Brachypodium distachyon is rapidly emerged in biological study and has been currently used as a model system for genetics and functional studies for crop improvement and biofuel production. Phosphinothricin (PPT) has been widely used as a selectable agent, which raises ammonium content and induces toxicity in non-transformed plant cells. However PPT selection is not much effective on Brachypodium callus consequently reducing transformation efficiency. In order to identify the efficient conditions of PPT selection, calli obtained from mature seeds of Brachypodium (PI 254867) were cultured on the callus inducing medium (CIM) or regeneration medium (ReM) containing serial dilutions of the PPT (0, 2, 5, 10, and 15 mg/l) in dark or light condition.

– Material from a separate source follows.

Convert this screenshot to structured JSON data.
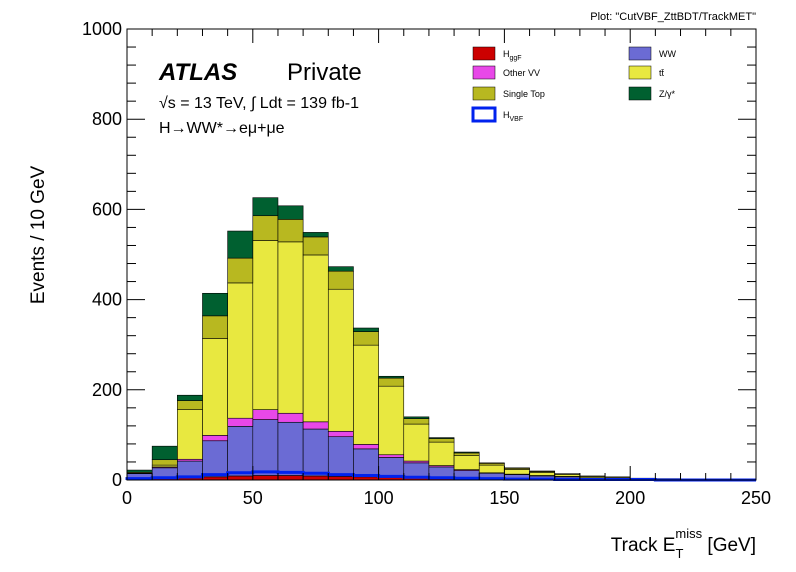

Callus growth and ammonium content of each treatment were measured 2 weeks after the treatment. Although callus growth and ammonium content did not show much difference in CIM, slow callus growth and increased ammonium accumulation were found in ReM. No significant difference of ammonium accumulation in response to PPT was found between dark and light conditions. In order to identify major factors affecting increased ammonium accumulation, callus was cultured on the media in combined with phytohormones (2,4-D or kinetin) and carbon sources (sucrose or maltose) containing with PPT (5 mg/l). The highest ammonium content in callus was found in the kinetin and maltose media.